Many investors will be happy to invest the same amount of money on a pre-money valuation equal to just the founders’ share without an option pool. Increasing the option pool will dilute both the investor and the founders at the same rate. If the company is aquired, any unused options are typically canceled and this increases everyone’s share. The effect of a founder leaving and the company repurchasing the founder’s unvested shares is similar. In short, changes in the option pool affect everyone the same way.
There are several reasons why investors insist on a sometimes large pool of unissued options:
- Deal engineering. It’s true, some investors pad the pre-money with a large option pool and try to sell this to entrepreneurs as their company having a higher value. That’s bull and won’t fly in the end. Even if an entrepreneur doesn’t understand what’s going on, the company’s lawyers will be able to point it out. If they didn’t, fire them.
- Pushing more capital. Sometimes, a large option pool allows an investor to deploy more capital. This works in the case when the investor wants to (a) invest relatively more money into the company and (b) positions that they absolutely must own at least X% of the company. Say, the investor wants 20%. If the company is valued at $10M then the investor would put in $2.5M for a post money of $12.5M ($2.5M / $12.5M = 20%). However, if a 30% option pool is added then the post money will be $20M (the pool will be $6M) and the investor will put in $4M ($1.5M or 60% more than before!). The pre-money would have jumped to $16M. As an entrepreneur, I’d love this. I get more money ($4M as opposed to $2.5M) and I don’t get diluted any further. Well, technically, the true pre-money valuation is a smaller percentage of the total but as long as I don’t waste the option pool, the unused portion will come back.

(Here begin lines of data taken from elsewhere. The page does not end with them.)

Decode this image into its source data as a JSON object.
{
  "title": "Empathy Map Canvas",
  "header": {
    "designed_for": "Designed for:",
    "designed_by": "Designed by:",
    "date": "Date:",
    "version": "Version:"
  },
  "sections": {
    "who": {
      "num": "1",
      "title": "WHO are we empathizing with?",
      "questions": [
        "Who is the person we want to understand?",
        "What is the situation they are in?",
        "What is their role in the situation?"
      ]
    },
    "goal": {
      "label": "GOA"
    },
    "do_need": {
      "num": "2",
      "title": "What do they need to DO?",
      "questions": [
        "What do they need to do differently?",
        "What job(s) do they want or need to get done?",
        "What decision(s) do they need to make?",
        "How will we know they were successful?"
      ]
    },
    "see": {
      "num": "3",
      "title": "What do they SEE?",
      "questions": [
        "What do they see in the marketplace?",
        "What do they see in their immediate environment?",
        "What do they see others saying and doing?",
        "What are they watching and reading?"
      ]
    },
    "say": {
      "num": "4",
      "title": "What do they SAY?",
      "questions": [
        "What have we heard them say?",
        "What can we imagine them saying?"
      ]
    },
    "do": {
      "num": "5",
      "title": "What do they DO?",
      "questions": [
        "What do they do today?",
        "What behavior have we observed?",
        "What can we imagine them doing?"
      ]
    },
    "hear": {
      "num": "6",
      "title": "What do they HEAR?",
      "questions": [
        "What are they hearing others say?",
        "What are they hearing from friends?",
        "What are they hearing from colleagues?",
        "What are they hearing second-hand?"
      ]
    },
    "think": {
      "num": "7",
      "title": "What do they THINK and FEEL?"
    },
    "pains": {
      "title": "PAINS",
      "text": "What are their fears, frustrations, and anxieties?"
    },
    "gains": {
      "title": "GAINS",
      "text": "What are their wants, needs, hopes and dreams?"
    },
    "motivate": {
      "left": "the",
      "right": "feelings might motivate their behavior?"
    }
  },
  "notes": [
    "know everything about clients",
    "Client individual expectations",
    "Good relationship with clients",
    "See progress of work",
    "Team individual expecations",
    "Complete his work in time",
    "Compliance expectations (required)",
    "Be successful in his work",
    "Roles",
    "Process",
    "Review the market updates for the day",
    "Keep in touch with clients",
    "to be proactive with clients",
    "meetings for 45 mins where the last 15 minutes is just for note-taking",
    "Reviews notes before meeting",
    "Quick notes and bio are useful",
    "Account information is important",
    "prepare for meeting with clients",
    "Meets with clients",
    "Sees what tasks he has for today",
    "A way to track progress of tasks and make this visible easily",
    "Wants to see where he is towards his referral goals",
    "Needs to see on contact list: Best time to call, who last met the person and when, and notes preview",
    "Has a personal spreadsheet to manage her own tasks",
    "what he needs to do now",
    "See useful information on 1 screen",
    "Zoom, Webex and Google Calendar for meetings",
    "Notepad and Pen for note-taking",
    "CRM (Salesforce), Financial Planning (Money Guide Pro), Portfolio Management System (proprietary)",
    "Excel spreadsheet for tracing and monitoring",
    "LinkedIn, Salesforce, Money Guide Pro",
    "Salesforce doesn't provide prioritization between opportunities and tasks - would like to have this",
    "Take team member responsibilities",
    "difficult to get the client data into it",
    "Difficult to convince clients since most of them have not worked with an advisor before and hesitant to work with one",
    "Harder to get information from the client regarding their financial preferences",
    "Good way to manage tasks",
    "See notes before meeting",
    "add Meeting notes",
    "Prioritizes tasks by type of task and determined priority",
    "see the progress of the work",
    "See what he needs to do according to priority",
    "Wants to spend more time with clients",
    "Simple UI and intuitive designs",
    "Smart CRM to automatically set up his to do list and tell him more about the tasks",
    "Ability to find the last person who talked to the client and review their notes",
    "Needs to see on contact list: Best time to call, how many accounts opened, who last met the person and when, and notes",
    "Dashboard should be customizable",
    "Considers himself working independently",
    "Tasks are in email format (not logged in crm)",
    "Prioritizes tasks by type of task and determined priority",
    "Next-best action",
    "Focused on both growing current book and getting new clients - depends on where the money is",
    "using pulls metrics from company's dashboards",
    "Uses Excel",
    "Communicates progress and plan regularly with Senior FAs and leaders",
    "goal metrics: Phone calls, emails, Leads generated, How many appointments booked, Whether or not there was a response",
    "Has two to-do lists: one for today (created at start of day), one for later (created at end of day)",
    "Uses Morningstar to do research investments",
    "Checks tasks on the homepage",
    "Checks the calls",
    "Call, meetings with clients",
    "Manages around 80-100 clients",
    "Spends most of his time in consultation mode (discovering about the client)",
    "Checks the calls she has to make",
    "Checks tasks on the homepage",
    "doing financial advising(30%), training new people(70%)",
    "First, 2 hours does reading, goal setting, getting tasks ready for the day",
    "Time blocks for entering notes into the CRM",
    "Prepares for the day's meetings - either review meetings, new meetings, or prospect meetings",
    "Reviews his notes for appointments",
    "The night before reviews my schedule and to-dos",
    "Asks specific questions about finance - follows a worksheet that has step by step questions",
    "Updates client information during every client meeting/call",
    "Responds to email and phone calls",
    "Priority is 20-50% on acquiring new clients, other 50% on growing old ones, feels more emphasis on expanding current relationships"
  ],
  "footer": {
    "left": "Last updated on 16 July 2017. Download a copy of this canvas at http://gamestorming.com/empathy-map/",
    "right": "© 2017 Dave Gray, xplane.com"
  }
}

- Convenience. It is easier for investors to start owning X% and, with a well-padded option pool, know that their ownership percentage is more likely to go up on exit, when unissued options are canceled, as opposed to down, as the option pool is increased. Also, from a board perspective, it is simply easier to not have to grow the pool every few months.
- Board dynamics. Increasing the option pool requires board approval and in some cases, depending on the rights of the preferred investors, various shareholder votes. When there are multiple investors and/or classes of preferred shareholders, it may be difficult to grow the option pool even for very legitimate reasons. Investors who want companies to be able to appropriately reward employees and others through equity may want to ensure that the option pool is sufficiently large at the point when they have maximum leverage–during a financing. I experienced this situation with a European investment I made. The partner representing the largest existing European VC had a rather limited notion of how much equity it took to motivate management and employees. I negotiated hard to get the maximum increase in the option pool possible (on top of a valuation we had already agreed upon) because I doubted the company’s ability to increase its pool post financing.
In all but the first case above, the company and the investor are more likely to be aligned than not in wanting a meaningful option pool.
I would strongly caution entrepreneurs to be wary of term sheets which give them high percentage ownership with a very small option pool. The pool would have to grow and the ownership stake of the founders will go down (unless they get reloaded from the pool, which is not very common for founders). Comparing term sheets is very difficult but this is an easy thing to watch out for.